Carb Calories: The portion of your daily calories supplied by carbohydrates. The remaining calories are available for protein and fat.
Remaining Calories: What is left after carb calories are subtracted. You would typically split this between protein (4 cal/g) and fat (9 cal/g) based on your goals.
Carbs Per Meal: A rough per-meal target assuming three meals per day. If you eat more or fewer meals, divide your daily grams accordingly.
How This Calculator Works
You enter your total daily calorie target and pick a carb ratio — low (20%), moderate (45%), high (60%), or a custom percentage. The tool multiplies calories by that ratio to get carb calories, then divides by 4 to convert to grams. It also shows the leftover calories for protein and fat, and splits carb grams across three meals. Actual needs depend on activity level, goals, and medical context.
Quick Questions
What percentage of carbs is considered low-carb?
Most nutrition guidelines consider anything under 26% of total calories as low-carb. Very low-carb or ketogenic diets typically aim for 5–10%. The 20% preset here represents a moderate low-carb approach.
Why does each gram of carbs equal 4 calories?
This is a standard biochemistry value known as the Atwater factor. Carbohydrates and protein each provide about 4 calories per gram, while fat provides about 9 calories per gram. These values are used universally in nutrition labeling.
Should I adjust my carb ratio for exercise?
Generally, more active individuals benefit from a higher carb percentage to fuel workouts and recovery.
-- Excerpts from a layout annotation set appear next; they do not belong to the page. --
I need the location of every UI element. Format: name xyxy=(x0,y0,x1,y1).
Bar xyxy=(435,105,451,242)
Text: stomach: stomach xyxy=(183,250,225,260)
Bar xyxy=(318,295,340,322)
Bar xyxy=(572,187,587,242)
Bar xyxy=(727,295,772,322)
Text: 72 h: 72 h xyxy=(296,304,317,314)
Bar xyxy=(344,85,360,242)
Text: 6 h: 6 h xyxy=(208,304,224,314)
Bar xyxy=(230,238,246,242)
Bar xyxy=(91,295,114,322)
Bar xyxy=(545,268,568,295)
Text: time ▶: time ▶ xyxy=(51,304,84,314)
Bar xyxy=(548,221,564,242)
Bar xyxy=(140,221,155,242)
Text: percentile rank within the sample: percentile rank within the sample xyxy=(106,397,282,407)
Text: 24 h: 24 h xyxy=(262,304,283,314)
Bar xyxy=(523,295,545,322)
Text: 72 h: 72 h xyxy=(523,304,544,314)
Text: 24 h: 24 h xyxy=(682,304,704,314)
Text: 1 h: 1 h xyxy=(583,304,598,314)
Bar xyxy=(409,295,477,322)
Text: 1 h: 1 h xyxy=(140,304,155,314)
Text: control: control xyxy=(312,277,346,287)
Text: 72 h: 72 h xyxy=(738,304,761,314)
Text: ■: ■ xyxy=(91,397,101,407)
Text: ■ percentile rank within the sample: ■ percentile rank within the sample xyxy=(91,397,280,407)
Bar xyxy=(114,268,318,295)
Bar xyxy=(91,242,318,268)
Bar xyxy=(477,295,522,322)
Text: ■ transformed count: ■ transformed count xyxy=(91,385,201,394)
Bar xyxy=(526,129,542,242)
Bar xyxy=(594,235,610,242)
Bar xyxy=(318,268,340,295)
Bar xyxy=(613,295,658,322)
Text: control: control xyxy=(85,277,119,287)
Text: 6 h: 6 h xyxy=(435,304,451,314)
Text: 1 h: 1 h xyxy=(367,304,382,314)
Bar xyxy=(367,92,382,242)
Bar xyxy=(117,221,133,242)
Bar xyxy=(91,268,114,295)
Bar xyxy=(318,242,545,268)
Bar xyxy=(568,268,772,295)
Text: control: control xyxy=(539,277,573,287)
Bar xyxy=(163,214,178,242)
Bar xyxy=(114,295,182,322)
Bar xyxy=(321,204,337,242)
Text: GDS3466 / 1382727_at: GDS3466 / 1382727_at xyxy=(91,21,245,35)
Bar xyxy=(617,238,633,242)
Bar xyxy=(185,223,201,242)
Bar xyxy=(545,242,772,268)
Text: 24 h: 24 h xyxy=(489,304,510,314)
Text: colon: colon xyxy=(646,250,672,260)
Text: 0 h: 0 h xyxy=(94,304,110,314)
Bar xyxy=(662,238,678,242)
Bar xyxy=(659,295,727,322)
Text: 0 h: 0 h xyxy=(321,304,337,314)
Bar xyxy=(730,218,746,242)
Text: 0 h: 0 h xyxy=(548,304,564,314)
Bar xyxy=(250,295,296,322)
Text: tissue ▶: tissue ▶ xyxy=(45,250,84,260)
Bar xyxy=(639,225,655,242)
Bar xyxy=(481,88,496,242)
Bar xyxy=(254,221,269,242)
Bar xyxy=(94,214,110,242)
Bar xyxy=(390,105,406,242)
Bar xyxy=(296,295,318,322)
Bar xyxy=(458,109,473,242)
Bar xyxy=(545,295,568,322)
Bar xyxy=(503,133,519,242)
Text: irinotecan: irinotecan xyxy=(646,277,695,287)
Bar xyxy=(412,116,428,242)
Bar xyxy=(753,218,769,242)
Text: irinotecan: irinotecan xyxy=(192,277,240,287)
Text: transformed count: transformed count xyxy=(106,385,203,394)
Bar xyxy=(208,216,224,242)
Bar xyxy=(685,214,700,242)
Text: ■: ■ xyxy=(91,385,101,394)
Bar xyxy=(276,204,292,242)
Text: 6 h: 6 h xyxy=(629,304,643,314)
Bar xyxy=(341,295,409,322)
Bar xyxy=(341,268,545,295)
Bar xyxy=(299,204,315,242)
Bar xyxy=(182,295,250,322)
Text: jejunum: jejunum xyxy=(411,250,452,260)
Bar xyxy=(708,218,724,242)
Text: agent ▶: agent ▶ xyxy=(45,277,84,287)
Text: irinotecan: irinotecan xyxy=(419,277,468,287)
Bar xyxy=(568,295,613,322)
Endurance athletes may go as high as 60–70%, while sedentary individuals may do well at 40–50%. Consult a dietitian for personalized guidance.
Does this calculator account for fiber?
No. The calculator treats all carbohydrates equally. In practice, fiber is a carbohydrate that is not fully digested, so some people subtract fiber grams to get "net carbs." This distinction matters most for ketogenic diets.